Post by ~Lenka~ » Tue Oct 19, 2004 7:25 pm

Ale ładnie skomentowałayśmy tą część. :) Może jakaś nagroda, co _liz??? Prosimy!!! :uklon: :uklon: :uklon: Siedzimy przed tymi komputerami jak jakies zombi i czeakmy, aż wrzucisz nową część... A oczy się psują... :)

_liz
Fan...atyk
Posts: 1041
Joined: Fri Aug 15, 2003 4:07 pm
Location: Wrocław
Contact:

Post by _liz » Tue Oct 19, 2004 7:30 pm

Hehe. Nic z tego moje drogię sępy... Dzisiaj nic więcej was nie czeka, bo jeszcze nie wszystkich komentarzy się doczekałam. Poczekamy na Lizzy i jej banerek do tego opowiadania, który zechciała zrobić.

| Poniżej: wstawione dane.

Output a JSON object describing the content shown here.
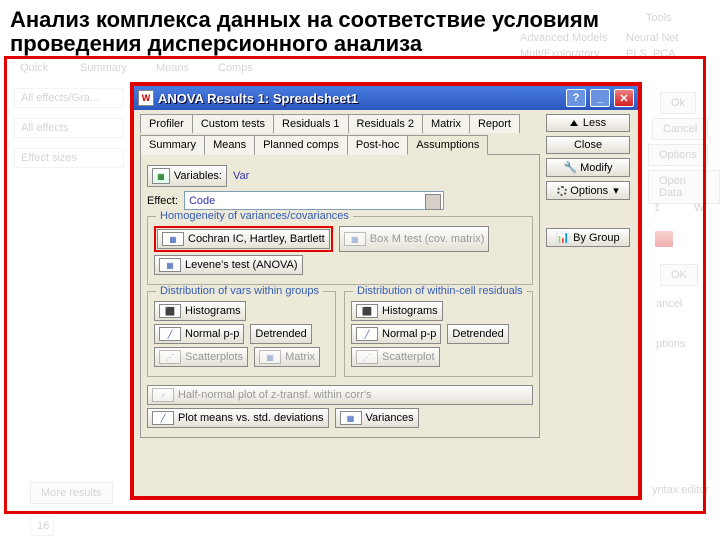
{
  "slide_title": "Анализ комплекса данных на соответствие условиям проведения дисперсионного анализа",
  "window": {
    "title": "ANOVA Results 1: Spreadsheet1",
    "tabs_top": [
      "Profiler",
      "Custom tests",
      "Residuals 1",
      "Residuals 2",
      "Matrix",
      "Report"
    ],
    "tabs_bottom": [
      "Summary",
      "Means",
      "Planned comps",
      "Post-hoc",
      "Assumptions"
    ],
    "variables_btn": "Variables:",
    "variables_value": "Var",
    "effect_label": "Effect:",
    "effect_value": "Code",
    "side": {
      "less": "Less",
      "close": "Close",
      "modify": "Modify",
      "options": "Options",
      "bygroup": "By Group"
    },
    "homog": {
      "title": "Homogeneity of variances/covariances",
      "cochran": "Cochran IC, Hartley, Bartlett",
      "boxm": "Box M test (cov. matrix)",
      "levene": "Levene's test (ANOVA)"
    },
    "dist_vars": {
      "title": "Distribution of vars within groups",
      "hist": "Histograms",
      "normpp": "Normal p-p",
      "detr": "Detrended",
      "scat": "Scatterplots",
      "matrix": "Matrix"
    },
    "dist_resid": {
      "title": "Distribution of within-cell residuals",
      "hist": "Histograms",
      "normpp": "Normal p-p",
      "detr": "Detrended",
      "scat": "Scatterplot"
    },
    "halfnorm": "Half-normal plot of z-transf. within corr's",
    "plotmeans": "Plot means vs. std. deviations",
    "variances_btn": "Variances"
  },
  "bg": {
    "tools": "Tools",
    "advanced": "Advanced Models",
    "neural": "Neural Net",
    "multiexp": "Mult/Exploratory",
    "pls": "PLS, PCA",
    "quick": "Quick",
    "summary": "Summary",
    "means": "Means",
    "comps": "Comps",
    "all_effects_gra": "All effects/Gra...",
    "all_effects": "All effects",
    "effect_sizes": "Effect sizes",
    "more_results": "More results",
    "ok": "Ok",
    "ok2": "OK",
    "cancel": "Cancel",
    "cancel2": "ancel",
    "options": "Options",
    "options2": "ptions",
    "open_data": "Open Data",
    "syntax": "yntax editor",
    "n16": "16",
    "w": "W",
    "one": "1"
  }
}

Wiedziałam, że ta częśc poprawi wam humor, musiała być lekkim oderwaniem od tego co się działo i co nastąpi. A co do pomysłu Liz z odzyskaniem wisiorka... ktoś tu wspomniał, że będzie chciała nakłonić ojca Rachel do zwrócenia go. Ha! Wydaje mi się, że jednak panna Parker za dużo czasu spędza z mutantami. Będzie o wiele bardziej drastyczna w swoich zamiarach i do końca jej się nie uda... Zaraz! Już nic nie mówię!
Image

User avatar
Athaya
Zainteresowany
Posts: 298
Joined: Sun Jun 20, 2004 2:14 pm
Location: Kalisz

Post by Athaya » Tue Oct 19, 2004 10:25 pm

Eh... Znów 2 części 8)
A jakie cudooooooooowne :D
Hmm..
No więc Liz... Bomba zegarowa z opoźnionym zapłonem :shock: Może wybuchnąć. Opóźnienie tego wybuchu w postaci BOSKIEGO Aleca :twisted: :lol: Gilgotki... Sama je mam :P Jedno pytanko... Czy Liz zasnęła w Jego ramiona czy oni coś ten tego :shock: Bo nie jestem pewna...
Max...... Co za uparciuch :? Chyba Alec bedzie musiał mu to wytłumaczyć ręcznie...
I zastanawiam się ogólnie co też ta Liz ma w planach :twisted:
Ogólnie części :jaw: _Liz jesteś doskonałą "PISARKĄ" :twisted:

BTW.... Ja też chce taką sygnaturkę :twisted: [/b]
Image

User avatar
onar-ek
Pleciuga
Posts: 887
Joined: Mon Aug 30, 2004 4:40 pm
Location: Białystok
Contact:

Post by onar-ek » Tue Oct 19, 2004 10:44 pm

Tak tak ja też już czytałam WTRBTF i qrcze to samo co u Galadrieli... Dobry humorek poszedł sobie...
_liz jak możesz my tu naprawdę czkamy i doczekać się nie możemy :twisted: Ech znęcasz się nad 'biednymi sępami' :twisted:

User avatar
Elip
Starszy nowicjusz
Posts: 252
Joined: Fri Apr 30, 2004 11:18 am
Location: Z Daleka :P

Post by Elip » Wed Oct 20, 2004 1:32 pm

Pierwsza myśl, która mi wpadła do głowy po przeczytaniu to, że Liz będzie robiła wszystko żeby odzyskać ten :roll: hmmm...przeczytamy-zobaczymy :mrgreen:
Rozumiem Liz, ja mam takie łaskotki, że nie mogę opanować śmiechu i aż płaczę z tego wszystkiego. :lol:
Eh a ten Max to chyba ześwirował na ... maxa :shock: No nie da spokoju dziewczynie no! Tzn ja wiedaziałam, że tak łatwo nie opuści i coś mi się wydaje, że posunie się do gorszych rzeczy :?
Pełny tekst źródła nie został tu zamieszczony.